New research conducted by Intralinks Holdings conducted in association with the Mergers and Acquisitions Research Centre (MARC) at Cass Business School, City University London, that identifies the relationships between M&A activity and shareholder value creation.
The study finds that companies significantly underperform the market during periods when they announce no M&A activity (whether acquisitions or divestments) and even more significantly underperform companies which are actively engaged in M&A. Contrary to most previous research studies, which have only focused on the impact of individual deals over shorter time periods, this study finds that companies outperform the market the more frequently they engage in acquisitions. The study also finds that a limited amount of divestment activity by companies also leads to market outperformance. In addition, the findings reveal that companies tend to deliver superior total shareholder returns with a balanced strategic M&A portfolio management programme, which includes at least one acquisition per year, as well as conducting 1-2 divestments every three years.
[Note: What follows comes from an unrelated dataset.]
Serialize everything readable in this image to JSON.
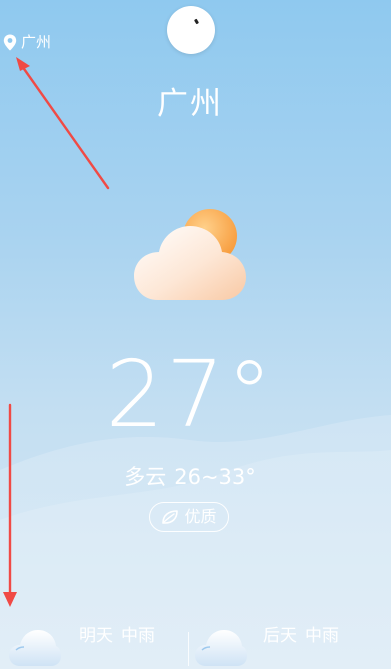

“Most previous academic studies on shareholder value creation from M&A focus on the impact of individual deals over relatively short time periods, and typically show strong positive returns for targets and negative returns for acquirers. These new research findings challenge this conventional thinking,” says Phillip Whitchelo, vice president of strategy and product marketing, Intralinks. “This is the first comprehensive global study which analyses the effect of M&A on companies’ performance in the context of their overall programme of M&A activity over multiple time periods. The results show that the relationship between M&A activity and shareholder returns is more complex than previously thought, and that when a strategic approach is taken to M&A portfolio management, companies can significantly outperform the market and their peers.”